According to AFP/Google.com, populations with a high prevalence of a certain HLA variant also have a high prevalence of the "escape mutation" that allows HIV to evade the HLA. For example, Japan has a high prevalence of the HLA-B*51 variant, and as a result about two-thirds of HIV-positive people in the country have a strain of HIV with the "escape mutation" for this variant. However, only about 15% to 25% of HIV-positive people in Britain and Africa have a virus with this mutation. Rodney Phillips, co-author of the study, in a press release said, "Where a favorable HLA gene is present at high levels in a given population, we see high levels of the mutation that enable HIV to resist this particular gene effect." He added, "The virus is outrunning human variation, you might say."
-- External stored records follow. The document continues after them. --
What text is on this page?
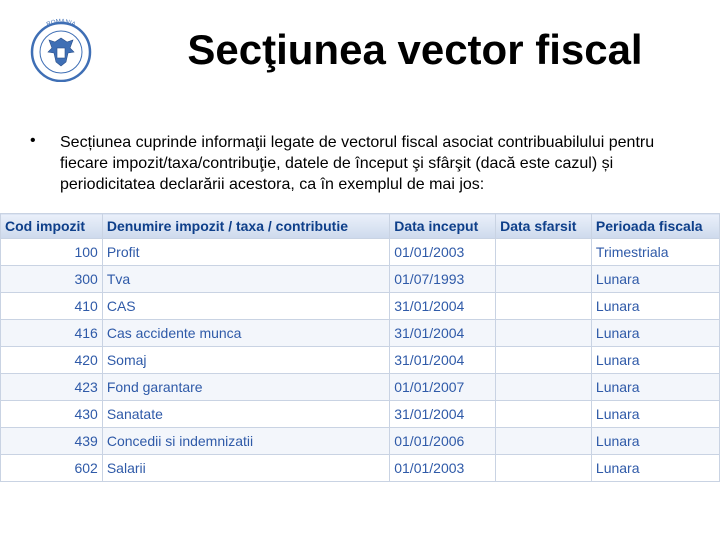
ROMANIA
Secţiunea vector fiscal
• Secțiunea cuprinde informaţii legate de vectorul fiscal asociat contribuabilului pentru fiecare impozit/taxa/contribuţie, datele de început şi sfârşit (dacă este cazul) și periodicitatea declarării acestora, ca în exemplul de mai jos:
Cod impozit	Denumire impozit / taxa / contributie	Data inceput	Data sfarsit	Perioada fiscala
100	Profit	01/01/2003		Trimestriala
300	Tva	01/07/1993		Lunara
410	CAS	31/01/2004		Lunara
416	Cas accidente munca	31/01/2004		Lunara
420	Somaj	31/01/2004		Lunara
423	Fond garantare	01/01/2007		Lunara
430	Sanatate	31/01/2004		Lunara
439	Concedii si indemnizatii	01/01/2006		Lunara
602	Salarii	01/01/2003		Lunara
According to Goulder, the study indicates that "[e]ven in the short time that HIV has been in the human population, it is doing an effective job of evading our best efforts at natural immune control of the virus." He added, "This is high-speed evolution that we're seeing in the space of just a couple of decades." In addition, the virus' ability to mutate rapidly indicates that a successful HIV vaccine would have to account for both "escape mutations" and geographical differences in HIV and HLA variants (AFP/Google.com, 2/26). Keith Alcorn of the HIV information service NAM said the study's findings "indicate the enormous challenge involved in developing a vaccine against HIV." Jo Robinson of the not-for-profit group Terrence Higgins Trust added that the research "suggests that if we're able to create a vaccine that works against HIV, the virus will always be one step ahead." According to Goulder, the study suggests that "once we have found an effective vaccine, it would need to be changed on a frequent basis to catch up with the evolving virus, much like we do today with the flu vaccine" (BBC News, 2/26).